Jesse had first met Gloria “Glory” Sherman, the lead forensic pathology technician, at an event for the public high schools in the county. Glory had given a speech on career opportunities in forensic science, and Jesse was there as Officer Friendly. They’d struck up a friendship, and once, he’d even brought Glory and her two kids to see the film set where his mother, a makeup artist, was working. Jesse liked Glory’s no-nonsense kindness, so he made a point to say hello and deliver the occasional Starbucks. There are some people you just want on your side.

“Hey, Glory, you here?” he called, scanning the cluttered tables and shelves. Suddenly, she popped up into view, stretching to her full five feet one inch. Her face looked stressed and thin, and she’d jammed her glasses on top of her head so she could rub her eyes. “Were you, like, taking a nap on the floor?”

“Funny. Just cleaning up a spilled beaker.”

“Blood?”

She smiled. “Apple juice. What’s up?”

Jesse entered the lab and pulled the garbage bag out of his jacket pocket, handing it over. “How long would it take you to lift a print off this?”

She pulled on new surgical gloves and took the bag over to the three hundred–watt bulb on her desk lamp, sliding the glasses back down onto her nose. “Well, they’re latent, obviously, but pretty strong. Even with your elimination prints, it shouldn’t take long. But I’m backed up with this park thing.” She raked her fingers through silvery-blonde hair, looking tired.

“Has that evidence come in already?”

“No, it’s still being processed—”

“Then could you maybe just do this quick first? Please?” He gave her his best pleading look, and she sighed.

“What is it, exactly?”

“It’s a...personal project.”

She looked skeptical. “What, like your neighbor is a litterbug, something like that?”

“Something like that, but, Glory, I swear I wouldn’t bring this to you if it wasn’t important.

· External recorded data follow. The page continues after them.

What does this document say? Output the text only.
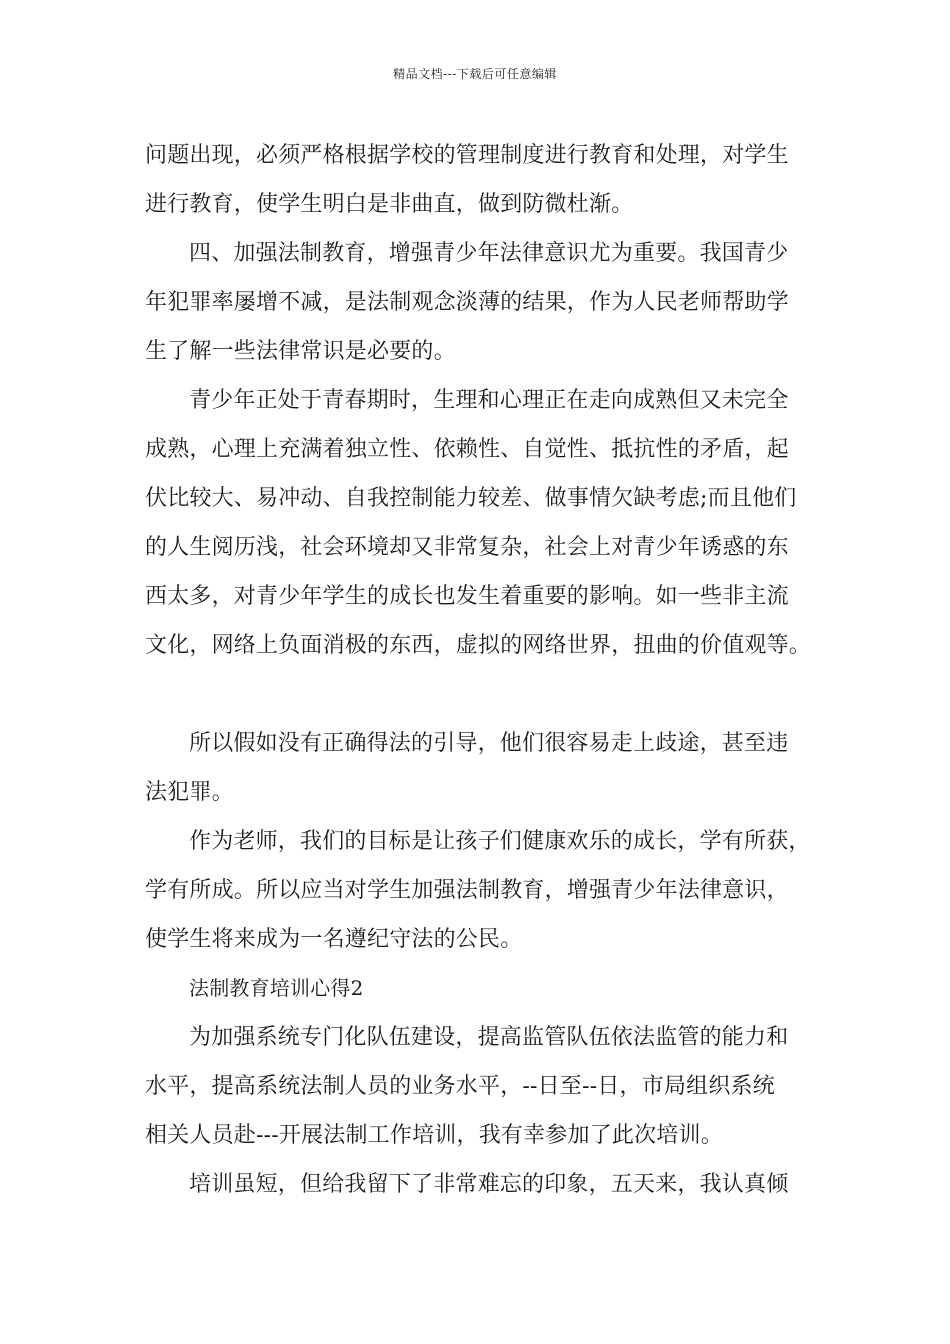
精品文档---下载后可任意编辑
问题出现，必须严格根据学校的管理制度进行教育和处理，对学生
进行教育，使学生明白是非曲直，做到防微杜渐。
四、加强法制教育，增强青少年法律意识尤为重要。我国青少
年犯罪率屡增不减，是法制观念淡薄的结果，作为人民老师帮助学
生了解一些法律常识是必要的。
青少年正处于青春期时，生理和心理正在走向成熟但又未完全
成熟，心理上充满着独立性、依赖性、自觉性、抵抗性的矛盾，起
伏比较大、易冲动、自我控制能力较差、做事情欠缺考虑;而且他们
的人生阅历浅，社会环境却又非常复杂，社会上对青少年诱惑的东
西太多，对青少年学生的成长也发生着重要的影响。如一些非主流
文化，网络上负面消极的东西，虚拟的网络世界，扭曲的价值观等。
所以假如没有正确得法的引导，他们很容易走上歧途，甚至违
法犯罪。
作为老师，我们的目标是让孩子们健康欢乐的成长，学有所获，
学有所成。所以应当对学生加强法制教育，增强青少年法律意识，
使学生将来成为一名遵纪守法的公民。
法制教育培训心得2
为加强系统专门化队伍建设，提高监管队伍依法监管的能力和
水平，提高系统法制人员的业务水平，--日至--日，市局组织系统
相关人员赴---开展法制工作培训，我有幸参加了此次培训。
培训虽短，但给我留下了非常难忘的印象，五天来，我认真倾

Really.”

Glory checked her watch, and Jesse could see her relenting. “I’ll give you an hour, while they finish compiling all the evidence from the park. If I haven’t gotten a match by then, you’re going to have to wait.”

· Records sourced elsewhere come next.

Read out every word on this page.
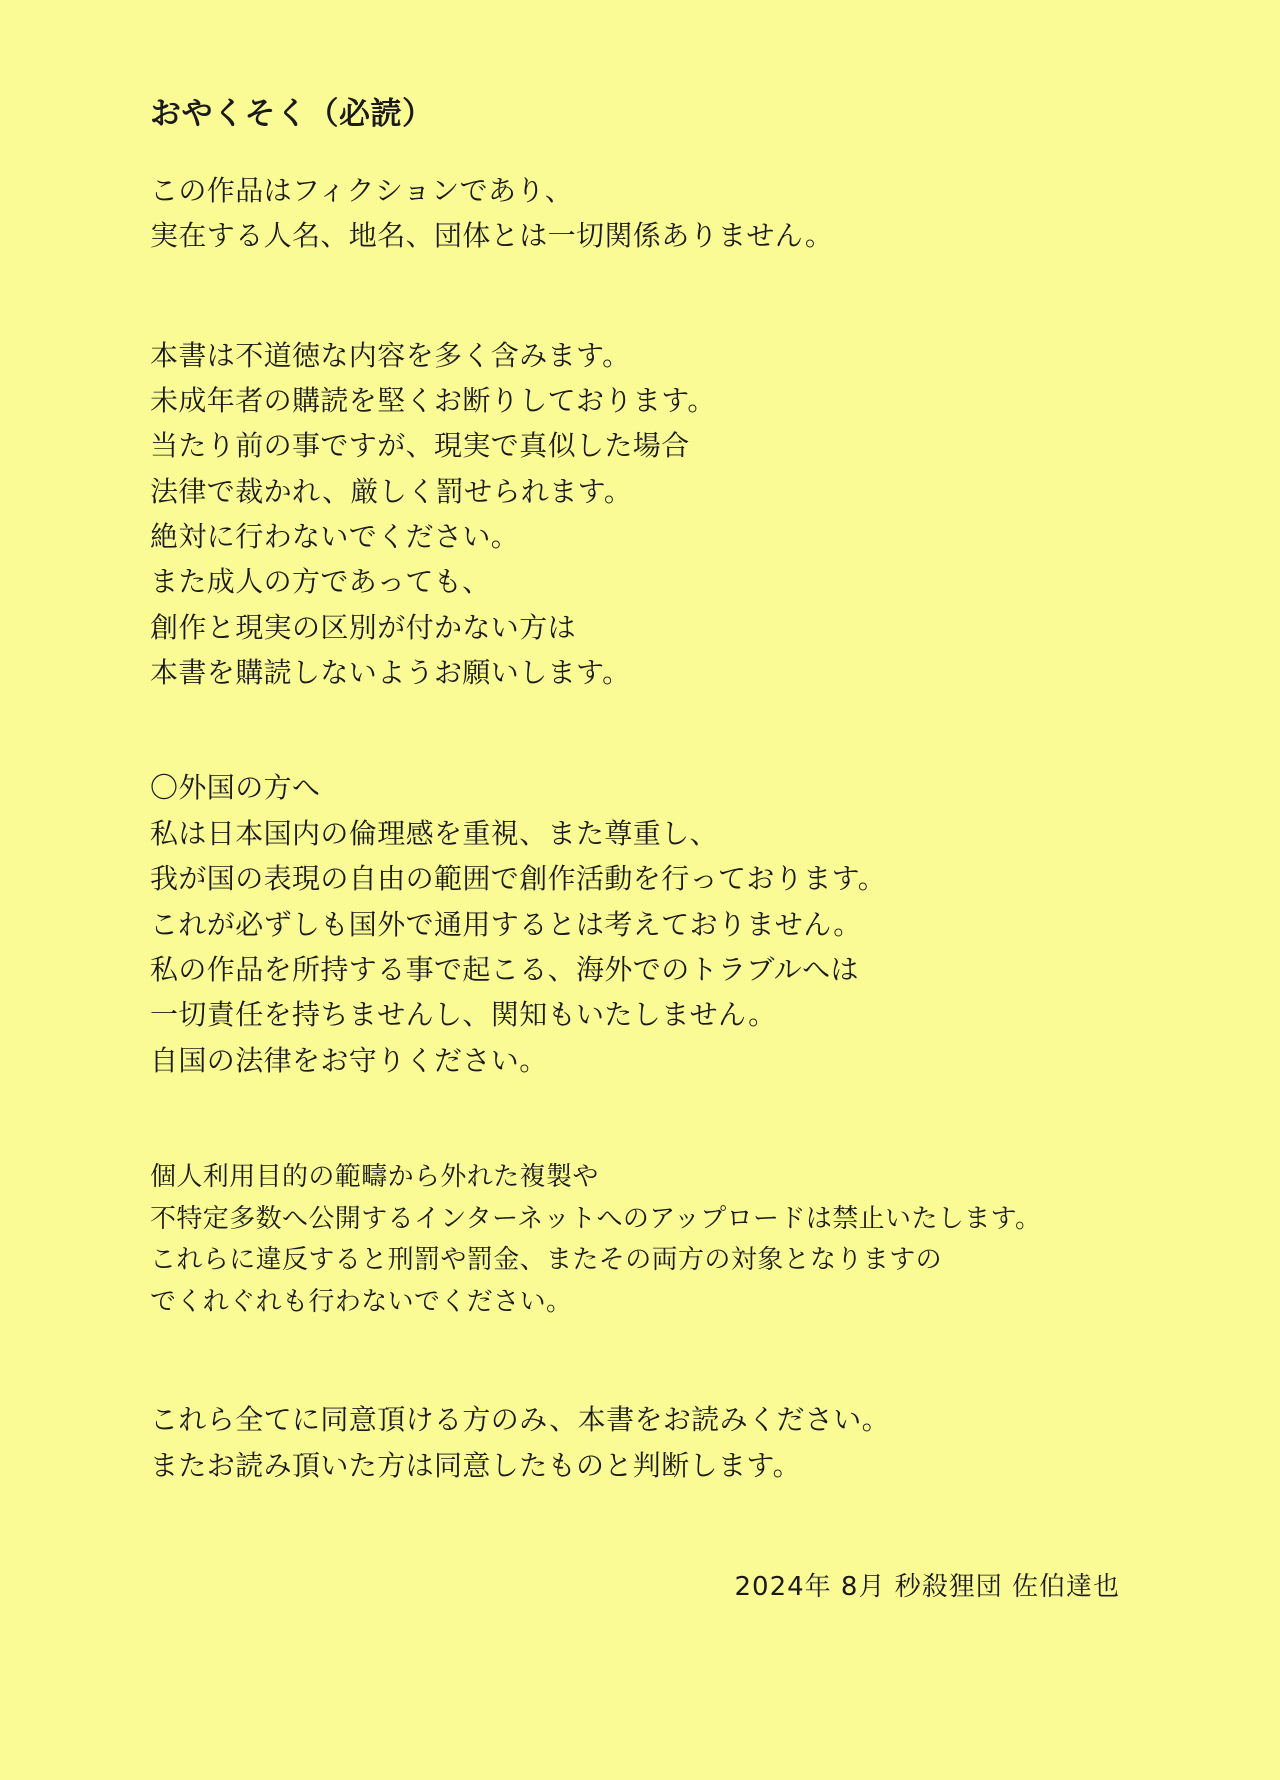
おやくそく（必読）
この作品はフィクションであり、
実在する人名、地名、団体とは一切関係ありません。
本書は不道徳な内容を多く含みます。
未成年者の購読を堅くお断りしております。
当たり前の事ですが、現実で真似した場合
法律で裁かれ、厳しく罰せられます。
絶対に行わないでください。
また成人の方であっても、
創作と現実の区別が付かない方は
本書を購読しないようお願いします。
〇外国の方へ
私は日本国内の倫理感を重視、また尊重し、
我が国の表現の自由の範囲で創作活動を行っております。
これが必ずしも国外で通用するとは考えておりません。
私の作品を所持する事で起こる、海外でのトラブルへは
一切責任を持ちませんし、関知もいたしません。
自国の法律をお守りください。
個人利用目的の範疇から外れた複製や
不特定多数へ公開するインターネットへのアップロードは禁止いたします。
これらに違反すると刑罰や罰金、またその両方の対象となりますの
でくれぐれも行わないでください。
これら全てに同意頂ける方のみ、本書をお読みください。
またお読み頂いた方は同意したものと判断します。
2024年 8月 秒殺狸団 佐伯達也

“Thank you!” He bent at the waist to kiss her cheek, which just caused her to grumble.

“You owe me. You’re going to take Rob and Natalie to the batting cages next Saturday.”

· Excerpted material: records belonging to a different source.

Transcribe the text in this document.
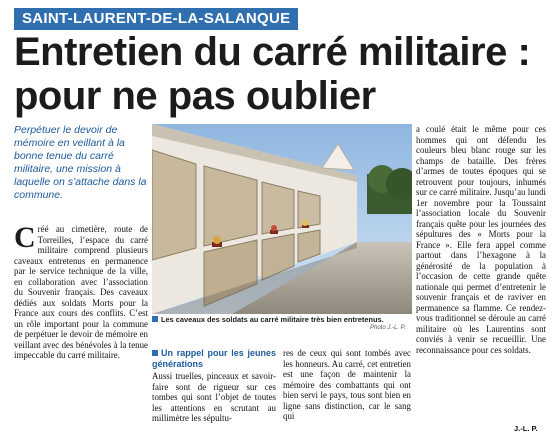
SAINT-LAURENT-DE-LA-SALANQUE
Entretien du carré militaire : pour ne pas oublier
Perpétuer le devoir de mémoire en veillant à la bonne tenue du carré militaire, une mission à laquelle on s’attache dans la commune.
Les caveaux des soldats au carré militaire très bien entretenus.
Photo J.-L. P.
Créé au cimetière, route de Torreilles, l’espace du carré militaire comprend plusieurs caveaux entretenus en permanence par le service technique de la ville, en collaboration avec l’association du Souvenir français. Des caveaux dédiés aux soldats Morts pour la France aux cours des conflits. C’est un rôle important pour la commune de perpétuer le devoir de mémoire en veillant avec des bénévoles à la tenue impeccable du carré militaire.	Un rappel pour les jeunes générations
Aussi truelles, pinceaux et savoir-faire sont de rigueur sur ces tombes qui sont l’objet de toutes les attentions en scrutant au millimètre les sépultu-
res de ceux qui sont tombés avec les honneurs. Au carré, cet entretien est une façon de maintenir la mémoire des combattants qui ont bien servi le pays, tous sont bien en ligne sans distinction, car le sang qui
a coulé était le même pour ces hommes qui ont défendu les couleurs bleu blanc rouge sur les champs de bataille. Des frères d’armes de toutes époques qui se retrouvent pour toujours, inhumés sur ce carré militaire. Jusqu’au lundi 1er novembre pour la Toussaint l’association locale du Souvenir français quête pour les journées des sépultures des « Morts pour la France ». Elle fera appel comme partout dans l’hexagone à la générosité de la population à l’occasion de cette grande quête nationale qui permet d’entretenir le souvenir français et de raviver en permanence sa flamme. Ce rendez-vous traditionnel se déroule au carré militaire où les Laurentins sont conviés à venir se recueillir. Une reconnaissance pour ces soldats.
J.-L. P.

“It’s a deal,” he promised, leaning against a lab table. Everything in the room was solid and purposeful, and being there helped ground him again, made the memory of the werewolf seem like some kind of hallucinogenic side effect of the shock. But it wasn’t, his brain insisted. Jesse ignored it.

Thirty-seven minutes later, Glory called his extension. Jesse rushed down to the basement lab, where Glory was already checking in new evidence from the park, a pleased grin on her face. “I’ve got your girl,” she said smugly. She handed over a printout with a mug shot at the top. The girl was a few years younger, but it was her. Her green eyes and pretty face glared out from under that pile of dark hair, daring the photographer to do something.